Jenny Yates writes, "There is another basil plant about 8 feet away and it has been stripped pretty much bare. We have mulch and a plethora of lizards, and I didn't notice/see any caterpillar droppings. Also nearby are two rosemary plants, a parsley plant, and formerly some lettuce (I think the lettuce were done for before the caterpillar would have entered the scene). Additionally, there is a hedge row of some plant I don't know and some palm trees. The basil is the only one that seems to have damage."

I was surprised when Jenny indicated the Manduca rustica larva depicted above was found feeding on basil and I asked Jenny to check to see if much foliage had been consumed. I will now add basil to the Manduca rustica species file as a foodplant for that species.

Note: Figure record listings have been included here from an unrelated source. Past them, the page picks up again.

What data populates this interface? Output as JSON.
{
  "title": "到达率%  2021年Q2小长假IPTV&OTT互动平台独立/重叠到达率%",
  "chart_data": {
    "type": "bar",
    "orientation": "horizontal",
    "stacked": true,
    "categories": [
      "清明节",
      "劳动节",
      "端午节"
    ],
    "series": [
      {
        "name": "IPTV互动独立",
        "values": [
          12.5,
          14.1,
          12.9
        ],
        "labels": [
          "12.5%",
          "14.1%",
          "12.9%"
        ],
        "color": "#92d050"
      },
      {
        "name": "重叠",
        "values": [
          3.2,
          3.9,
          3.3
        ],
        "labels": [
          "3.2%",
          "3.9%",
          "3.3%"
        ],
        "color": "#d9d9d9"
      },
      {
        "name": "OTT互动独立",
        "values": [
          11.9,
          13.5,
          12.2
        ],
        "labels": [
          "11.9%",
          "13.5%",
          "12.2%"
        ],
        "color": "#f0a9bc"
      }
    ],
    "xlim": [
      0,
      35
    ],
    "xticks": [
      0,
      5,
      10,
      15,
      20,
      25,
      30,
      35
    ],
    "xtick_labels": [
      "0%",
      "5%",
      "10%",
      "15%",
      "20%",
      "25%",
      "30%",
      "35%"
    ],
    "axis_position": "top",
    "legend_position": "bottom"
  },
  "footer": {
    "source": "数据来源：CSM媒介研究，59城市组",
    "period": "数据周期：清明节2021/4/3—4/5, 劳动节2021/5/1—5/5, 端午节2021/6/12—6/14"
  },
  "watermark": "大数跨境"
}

Andy Warren writes, "Aloysia virgata (Sweet Almond Bush, Incense Bush of Verbenaceae family) is a popular nectar plant in butterfly gardens in Florida.
(I think it is originally a South American plant). Anyway, I just found a last instar larva of Manduca rustica on one of my A. virgata plants, after the sucker defoliated a couple of branches!"

Visit Manduca rustica fifth instar on Callicarpa?, Playa del Carmen, Quintana Roo, Mexico, March 4, 2012, courtesy of Ben Trott.

Visit Manduca rustica, Dog Canyon, Otero County, New Mexico, on Desert Willow, (Chilopsis linearis), August 24, 2009, Bob Barber.

Visit Manduca rustica fifth instar, Chandler, Maricopa County, Arizona, October 8, 2009, courtesy of T. J. Robb.

Visit Manduca rustica larvae on golden dewdrop (Duranta erecta), Cape Coral, October 9, 2010, Elizabeth Gillen.

Visit Manduca rustica, Tucson, Pima County, Arizona, August 25, 2011, feeding on Tecoma Orange Jubilee Trumpet and Cape Honeysuckle bushes, about 2500' above sea level, Sue Fehlman.

Manduca rustica fifth instar on Desert Willow, Tucson, Pima County, Arizona, September 17, 2011, 100mm, Karen Riggs.

The caterpillar has numerous white nodules on top of the thorax and seven pairs of oblique, blue-gray stripes along the side of the body. The horn is white at the base and blue-gray at the tip. Host plants also include Crossvine, bignonias, and various members of the forget-me-not and vervain families. Alice Gilliland reports one feeding on gardenia in Chapel Hill, Orange County, North Carolina.

Larvae pupate on their backs in subterranean chambers.

Larvae and pupa images courtesy of Bruce Walsh.

Heavily parasitized Manduca rustica, Florida,
courtesy of Leroy Simon.

Occasionally an almost black form of the larva is encountered.

Manduca rustica, dark (unusual) fifth instar, Patagonia, Santa Cruz Co., Arizona,
on buddleia bush, September 20, 2008, courtesy of Philip Kline.

I received another report of a black larva from Gary Vernon in Midlothian, Texas. Gary reports that it was also feeding on butterfly plant. Perhaps there is a correlation between host plant and likelihood of the appearance of the dark form.